Virtual Insanity: Online Lives Are Works Of Fiction
1 year ago
The internet gives us ‘regular people’ the opportunity to have a little bit of shine. But can we handle it?
Back in the days on the boulevard of Black Planet, people got comfortable with the concept of using what they had to amass online "friends.” We posted our most flattering pics, interesting celebrity shots found on the web, witty bios and whatever else we could to attract visitors to our pages. And so it continued on with MySpace and Facebook and now Twitter, Tumblr and Google+.

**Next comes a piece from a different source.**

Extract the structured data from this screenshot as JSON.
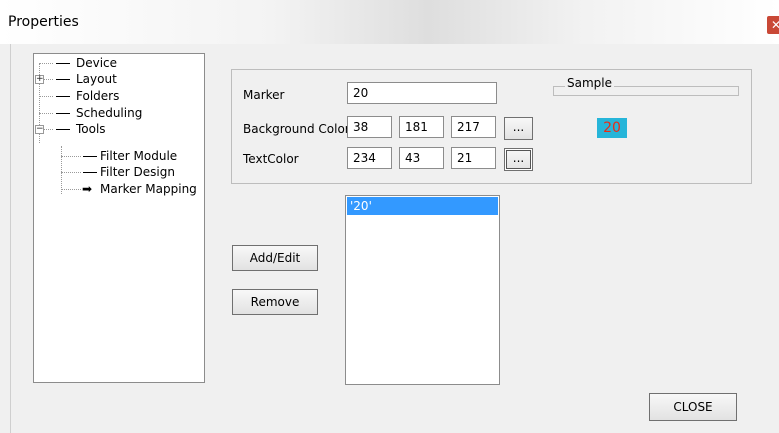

Everyone wants to be liked and appreciated and for many the web has given them the opportunity to experience that in ways they wouldn’t be able to offline. Like Kanye said, “We can’t all be American Idols/but you can grab a camera and shoot a viral” video. And that’s a very cool thing. However, it seems that some people are taking the quest for online notoriety in the wrong direction.
As a journalist in this social media age, I spend a lot of time online. While I scan sites and timelines I see two glaring examples of the wrong way to get an online rep. For one, there seems to be a lot of folks who are blogging not because they love writing or because they have some opinions they want to share with the world, but because they see it as an opportunity to get attention. That’s weak like clock radio speakers, seriously. Yes, some people have grown large audiences from their blogging and a few -- as in a handful -- others have made a fortune. However, if your sole purpose for getting in the online game is so people will know who you are, I’d reconsider.